Birmingham Law Centre, which provided free legal help and representation in the city, has closed.

The centre, based at Coventry Road, posted a notice on its website advising clients it had shut following cuts to its funding and informing creditors they would be contacted by the Insolvency Service.

Earlier this year, law centre patron Lord Hunt, of Kings Heath, said it would be “a tragedy” for the city if it closed. The Small Heath centre dated back more than 100 years and employed four solicitors and eight caseworkers to assist around 2,000 of the most disadvantaged people in the city each year.

The Labour peer Lord Hunt said: “People can use the Citizens Advice Bureau and legal aid but what law centres have is the ability to deal with very complex cases. They do a great job, chiefly for very vulnerable people.”

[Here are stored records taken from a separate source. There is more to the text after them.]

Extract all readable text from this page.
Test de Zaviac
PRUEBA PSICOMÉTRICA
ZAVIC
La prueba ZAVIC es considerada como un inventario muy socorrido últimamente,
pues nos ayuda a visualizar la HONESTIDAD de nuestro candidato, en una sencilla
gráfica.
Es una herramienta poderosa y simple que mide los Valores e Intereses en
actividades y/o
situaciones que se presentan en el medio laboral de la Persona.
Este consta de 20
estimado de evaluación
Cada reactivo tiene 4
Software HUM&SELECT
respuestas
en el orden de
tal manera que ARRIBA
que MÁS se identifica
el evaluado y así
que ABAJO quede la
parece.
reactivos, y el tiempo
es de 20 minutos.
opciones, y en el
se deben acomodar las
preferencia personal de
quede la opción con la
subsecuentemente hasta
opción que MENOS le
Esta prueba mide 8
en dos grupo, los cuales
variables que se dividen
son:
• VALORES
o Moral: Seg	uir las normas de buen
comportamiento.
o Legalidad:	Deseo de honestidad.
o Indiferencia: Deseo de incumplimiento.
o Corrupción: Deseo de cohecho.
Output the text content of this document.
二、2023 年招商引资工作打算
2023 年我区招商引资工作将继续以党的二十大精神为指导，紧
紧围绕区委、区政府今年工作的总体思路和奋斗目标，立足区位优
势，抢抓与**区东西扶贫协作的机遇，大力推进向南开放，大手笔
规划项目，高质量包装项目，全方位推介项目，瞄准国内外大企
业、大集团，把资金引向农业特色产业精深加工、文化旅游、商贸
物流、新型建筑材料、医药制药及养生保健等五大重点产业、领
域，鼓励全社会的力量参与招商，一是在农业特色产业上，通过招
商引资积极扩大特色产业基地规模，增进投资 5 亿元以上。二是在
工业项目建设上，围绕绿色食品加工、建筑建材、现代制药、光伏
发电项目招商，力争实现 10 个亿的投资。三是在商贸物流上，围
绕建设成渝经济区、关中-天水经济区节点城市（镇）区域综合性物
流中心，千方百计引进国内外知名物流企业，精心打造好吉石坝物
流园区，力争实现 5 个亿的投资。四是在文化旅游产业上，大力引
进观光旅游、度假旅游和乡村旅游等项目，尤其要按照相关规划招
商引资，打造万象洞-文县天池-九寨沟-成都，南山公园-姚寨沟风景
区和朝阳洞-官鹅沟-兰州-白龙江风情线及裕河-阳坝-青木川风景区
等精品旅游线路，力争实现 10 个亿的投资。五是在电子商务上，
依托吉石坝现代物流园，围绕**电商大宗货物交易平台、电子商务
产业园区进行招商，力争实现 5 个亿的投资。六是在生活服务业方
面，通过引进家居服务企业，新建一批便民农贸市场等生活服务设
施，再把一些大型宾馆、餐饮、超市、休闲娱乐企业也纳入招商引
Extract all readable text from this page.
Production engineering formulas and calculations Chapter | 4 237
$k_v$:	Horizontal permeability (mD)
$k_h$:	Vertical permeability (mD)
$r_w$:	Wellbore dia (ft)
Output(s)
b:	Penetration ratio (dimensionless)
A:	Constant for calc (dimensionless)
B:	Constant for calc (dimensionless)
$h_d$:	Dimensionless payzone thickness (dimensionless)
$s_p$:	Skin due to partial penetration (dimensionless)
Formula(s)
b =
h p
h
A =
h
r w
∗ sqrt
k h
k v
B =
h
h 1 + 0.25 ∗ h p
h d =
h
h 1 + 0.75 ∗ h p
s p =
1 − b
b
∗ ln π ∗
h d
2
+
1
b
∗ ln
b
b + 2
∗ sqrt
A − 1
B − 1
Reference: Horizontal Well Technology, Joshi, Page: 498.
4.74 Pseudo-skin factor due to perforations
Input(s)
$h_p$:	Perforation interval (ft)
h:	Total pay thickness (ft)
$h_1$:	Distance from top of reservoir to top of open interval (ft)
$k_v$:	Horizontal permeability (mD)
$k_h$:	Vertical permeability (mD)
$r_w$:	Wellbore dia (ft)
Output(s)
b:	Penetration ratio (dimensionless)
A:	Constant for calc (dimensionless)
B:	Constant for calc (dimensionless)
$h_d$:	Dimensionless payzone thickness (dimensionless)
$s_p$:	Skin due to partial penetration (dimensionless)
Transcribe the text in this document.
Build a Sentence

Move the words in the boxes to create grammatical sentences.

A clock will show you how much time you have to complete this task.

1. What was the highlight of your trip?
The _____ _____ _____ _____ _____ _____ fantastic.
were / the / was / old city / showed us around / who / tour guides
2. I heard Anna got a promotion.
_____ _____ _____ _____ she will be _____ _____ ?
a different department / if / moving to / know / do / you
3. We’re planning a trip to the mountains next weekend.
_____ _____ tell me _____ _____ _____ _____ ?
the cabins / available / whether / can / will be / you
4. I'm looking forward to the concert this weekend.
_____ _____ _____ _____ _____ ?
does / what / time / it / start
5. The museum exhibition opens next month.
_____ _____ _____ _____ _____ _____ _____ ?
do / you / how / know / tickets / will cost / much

Chief executive Peter Lowen added that the problem was in part as a result of the Government’s legal aid cuts but said other sources of funding had been “eroded by gradual cutbacks”.

The centre provided legal advice and representation on social welfare law for people who could not afford to go to a solicitor. It had specialist contracts from the Legal Services Commission to provide advice on debt, welfare benefits and housing and also carried out casework in community care and employment.

Its closure will leave a gap that could cost council and government agencies in the long run, according to Mr Lowen.